À la fin de la campagne précédente en Espagne, monsr (sic) le maréchal duc d’Elohingen, convaincu que je me trouvais dans l’impossibilité de faire un service pénible à cheval, demanda pour moi un commandement d’infanterie dans son corps d’armée.

Il aurait fallu, pour me remettre, un repos de plusieurs années ; mais, quand l’Europe doit changer de face, un homme qui a du zèle et de l’honneur ne peut pas rester oisif ; j’ai donc persisté à remplir mes devoirs. Cependant, depuis un an, ma position est devenue telle, que je ne pouvais plus espérer de soutenir les fatigues d’un service à l’état-major. Les certificats que j’ai eu l’honneur de soumettre à Votre Altesse en lui demandant un congé le prouvent assez.

Votre Altesse se souviendra sans doute que je lui ai adressé encore cet hiver la prière de me faire donner une destination dans la seule arme dont le service fût compatible avec l’état de ma santé. Cette démarche prouvait le grand désir que j’avais de me rendre utile.

Mais, mon état empirant tous les jours, je me vois aujourd’hui dans la dure nécessité de donner ma démission de l’emploi d’adjudant-commandant. Je supplie Votre Altesse de la mettre aux pieds de Sa Majesté l’Empereur et Roi.

Après avoir suivi le plus grand des capitaines pendant plusieurs campagnes, personne ne doit regretter plus que moi de ne pouvoir plus servir dans ses armées. Votre Altesse me permettra aussi de lui présenter toute la peine que j’éprouve de ne pouvoir plus continuer à servir auprès d’elle.

Elle m’a témoigné trop de bontés pour que ces regrets ne soient pas aussi vifs que sincères.

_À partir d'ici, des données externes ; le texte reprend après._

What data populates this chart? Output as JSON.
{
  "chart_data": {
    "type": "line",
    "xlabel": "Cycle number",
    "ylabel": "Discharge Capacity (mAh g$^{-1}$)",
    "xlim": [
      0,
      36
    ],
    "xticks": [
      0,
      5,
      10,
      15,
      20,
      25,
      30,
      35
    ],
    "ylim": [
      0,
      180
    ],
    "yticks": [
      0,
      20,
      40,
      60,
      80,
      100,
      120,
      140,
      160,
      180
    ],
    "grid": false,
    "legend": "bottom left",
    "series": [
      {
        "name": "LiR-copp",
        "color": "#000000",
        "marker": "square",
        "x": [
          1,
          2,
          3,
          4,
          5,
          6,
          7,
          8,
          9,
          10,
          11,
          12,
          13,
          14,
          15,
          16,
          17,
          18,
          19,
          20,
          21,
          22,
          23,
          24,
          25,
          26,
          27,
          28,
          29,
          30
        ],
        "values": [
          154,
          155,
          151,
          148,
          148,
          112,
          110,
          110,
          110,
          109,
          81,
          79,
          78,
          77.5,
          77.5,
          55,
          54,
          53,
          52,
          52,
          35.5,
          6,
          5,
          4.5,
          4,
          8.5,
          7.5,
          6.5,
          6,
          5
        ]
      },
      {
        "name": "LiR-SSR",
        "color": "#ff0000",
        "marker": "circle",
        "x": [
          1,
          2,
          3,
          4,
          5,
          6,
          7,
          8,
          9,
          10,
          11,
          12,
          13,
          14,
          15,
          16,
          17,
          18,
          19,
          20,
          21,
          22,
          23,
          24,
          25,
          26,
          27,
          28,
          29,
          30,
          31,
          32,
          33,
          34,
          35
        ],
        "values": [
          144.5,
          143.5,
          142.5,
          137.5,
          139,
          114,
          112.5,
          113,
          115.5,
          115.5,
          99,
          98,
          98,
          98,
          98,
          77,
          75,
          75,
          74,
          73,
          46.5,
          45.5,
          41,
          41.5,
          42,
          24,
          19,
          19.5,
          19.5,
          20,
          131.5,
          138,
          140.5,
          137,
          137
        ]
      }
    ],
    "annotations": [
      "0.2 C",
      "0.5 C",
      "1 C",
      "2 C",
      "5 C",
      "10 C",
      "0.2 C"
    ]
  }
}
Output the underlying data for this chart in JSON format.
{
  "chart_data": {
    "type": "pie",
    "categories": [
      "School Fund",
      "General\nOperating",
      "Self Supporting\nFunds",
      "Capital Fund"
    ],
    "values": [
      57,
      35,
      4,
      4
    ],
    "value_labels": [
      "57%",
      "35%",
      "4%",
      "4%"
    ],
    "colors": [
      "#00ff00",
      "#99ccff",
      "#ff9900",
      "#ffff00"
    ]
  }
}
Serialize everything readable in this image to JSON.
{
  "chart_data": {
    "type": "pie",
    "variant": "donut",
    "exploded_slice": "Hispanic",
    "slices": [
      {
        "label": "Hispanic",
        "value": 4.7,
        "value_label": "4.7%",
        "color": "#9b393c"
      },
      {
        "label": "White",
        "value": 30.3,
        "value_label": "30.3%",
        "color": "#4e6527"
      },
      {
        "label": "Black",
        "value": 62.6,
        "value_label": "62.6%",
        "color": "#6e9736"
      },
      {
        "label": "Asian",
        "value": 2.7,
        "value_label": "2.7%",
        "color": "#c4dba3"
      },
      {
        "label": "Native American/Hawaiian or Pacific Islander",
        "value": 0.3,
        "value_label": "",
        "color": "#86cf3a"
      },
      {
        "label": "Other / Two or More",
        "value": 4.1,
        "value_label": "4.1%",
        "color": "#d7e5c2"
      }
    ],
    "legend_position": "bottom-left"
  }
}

Je suis avec le plus profond respect, Monseigneur, de Votre Altesse Sérénissime le plus humble et obéissant serviteur,

Colonel Jomini.

Une légère pointe d’ironie aurait pu se sentir sous toutes ces humilités de commande et ces excuses. Le trait, s’il existe, était dans la dernière phrase. — Pour toute réponse à cet envoi de démission, Jomini reçut l’ordre du ministre Clarke de se rendre en poste à Paris et de se présenter à lui dans les vingt-quatre heures après son arrivée. L’ordre en date du 15 novembre, et qui paraît avoir mis quelque temps à atteindre le destinataire, était péremptoire. La famille de Jomini, alarmée des conséquences d’un refus, le suppliait d’obéir. Cependant la demande de service était déjà faite à l’empereur Alexandre, et elle suivait son cours. Que faire ? Au moment de céder et de partir pour Paris, Jomini exhalait sa plainte ; il voyait bien qu’on ne lui permettrait pas de donner sa démission et d’aller porter ailleurs sa connaissance des choses de guerre et ses idées :

«  Hélas ! je ne l’aurai jamais cette démission, puisque après me l’avoir offerte, on m’écrit comme à un caporal de me présenter dans les vingt-quatre heures pour reprendre mes chaînes ! D’ailleurs j’ai été du nombre de ceux qui n’ont pas fait la guerre en aveugle : en faut-il davantage pour qu’on veuille me lier ? Ah ! si l’Empereur voulait, il me ferait porter les chaînes d’Armide ! Je ne lui demande que de me placer dans un corps comme chef d’état-major, ou de me reprendre près de lui : situation dans laquelle je me trouvais il y a quatre ans. Pourquoi donc me faire subir une double humiliation ? Est-ce pour me punir de ma prétendue ambition ? Je vous le demande : dans une armée où tout marche au galop, quel est l’officier un peu marquant qui voulût aujourd’hui se contenter de ce qu’il était avant ces quatre horribles campagnes ? Et pourtant, ce serait l’objet de tous mes vœux. Mon irritation m’entraîne : je me répète… »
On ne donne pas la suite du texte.